Este doble filo nos conduce inevitablemente al interrogante sobre el sufrimiento como vía de conocimiento. Existen tradiciones filosóficas que han considerado el padecimiento como una escuela donde se revelan rasgos fundamentales de la condición humana. El abatimiento extremo puede, en ocasiones, destapar verdades incómodas sobre la fragilidad del proyecto, la contingencia de los deseos y la finitud ineludible que subyace a toda esperanza. Empero, afirmar que el sufrimiento depresivo confiere una verdad profunda exige suma cautela. En este punto, es crucial entender que no todo dolor es una epifanía, ya que la agonía puede deformar la percepción, introducir sesgos cognitivos incapacitantes y cerrar todo horizonte de sentido. Por consiguiente, la pregunta filosófica pertinente no es si el sufrimiento ilumina siempre, sino cómo podemos dialogar con él sin caer en la tentación de romantizarlo o de instrumentalizarlo como un acceso privilegiado a la sabiduría.

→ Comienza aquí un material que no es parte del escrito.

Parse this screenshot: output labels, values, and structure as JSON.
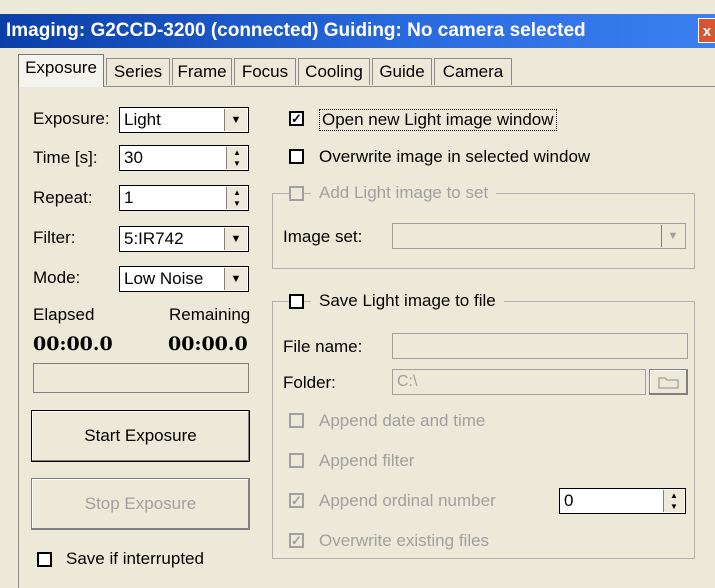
{
  "window": {
    "title": "Imaging: G2CCD-3200 (connected) Guiding: No camera selected",
    "close_glyph": "x"
  },
  "tabs": [
    "Exposure",
    "Series",
    "Frame",
    "Focus",
    "Cooling",
    "Guide",
    "Camera"
  ],
  "active_tab": "Exposure",
  "left": {
    "exposure_label": "Exposure:",
    "exposure_value": "Light",
    "time_label": "Time [s]:",
    "time_value": "30",
    "repeat_label": "Repeat:",
    "repeat_value": "1",
    "filter_label": "Filter:",
    "filter_value": "5:IR742",
    "mode_label": "Mode:",
    "mode_value": "Low Noise",
    "elapsed_label": "Elapsed",
    "remaining_label": "Remaining",
    "elapsed_value": "00:00.0",
    "remaining_value": "00:00.0",
    "start_button": "Start Exposure",
    "stop_button": "Stop Exposure",
    "save_if_interrupted": "Save if interrupted"
  },
  "right": {
    "open_new_window": "Open new Light image window",
    "overwrite_selected": "Overwrite image in selected window",
    "add_to_set": "Add Light image to set",
    "image_set_label": "Image set:",
    "image_set_value": "",
    "save_to_file": "Save Light image to file",
    "file_name_label": "File name:",
    "file_name_value": "",
    "folder_label": "Folder:",
    "folder_value": "C:\\",
    "append_date": "Append date and time",
    "append_filter": "Append filter",
    "append_ordinal": "Append ordinal number",
    "ordinal_value": "0",
    "overwrite_existing": "Overwrite existing files"
  },
  "checkbox_states": {
    "open_new_window": true,
    "overwrite_selected": false,
    "add_to_set": false,
    "save_to_file": false,
    "append_date": false,
    "append_filter": false,
    "append_ordinal": true,
    "overwrite_existing": true,
    "save_if_interrupted": false
  },
  "colors": {
    "titlebar": "#0a3fa8",
    "face": "#ece9d8",
    "disabled_text": "#a0a0a0"
  }
}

También la cuestión de la libertad frente a la depresión demanda una respuesta compleja que reconozca las causas biológicas sin neutralizar, por ello, la responsabilidad existencial. Las evidencias científicas sobre predisposiciones genéticas o desequilibrios neuroquímicos no anulan que la experiencia del yo deprimido siga siendo, en su esencia, una situación moral y existencial.
Si bien es cierto que la libertad, entendida como posibilidad de respuesta, se ve gravemente debilitada por condiciones que limitan la capacidad de acción, esta libertad persiste en la medida en que el sujeto logra, con el apoyo adecuado, reconectar con proyecciones significativas.
Existe, además, una lectura crítica que vincula la depresión con formas de resistencia pasiva en el marco social. En sociedades que demandan productividad constante, el colapso anímico puede funcionar como un silencio revelador frente a las exigencias claramente deshumanizadoras. Al respecto, Byung-Chul Han señaló en su obra “La sociedad del cansancio”, cómo la lógica neoliberal produce sujetos agotados, híper-expuestos y auto-explotados. Desde esta óptica, la depresión puede interpretarse como un síntoma social y político más que como un fallo individual, si bien esta interpretación no debe jamás sustituir la atención clínica necesaria con los profesionales pertinentes.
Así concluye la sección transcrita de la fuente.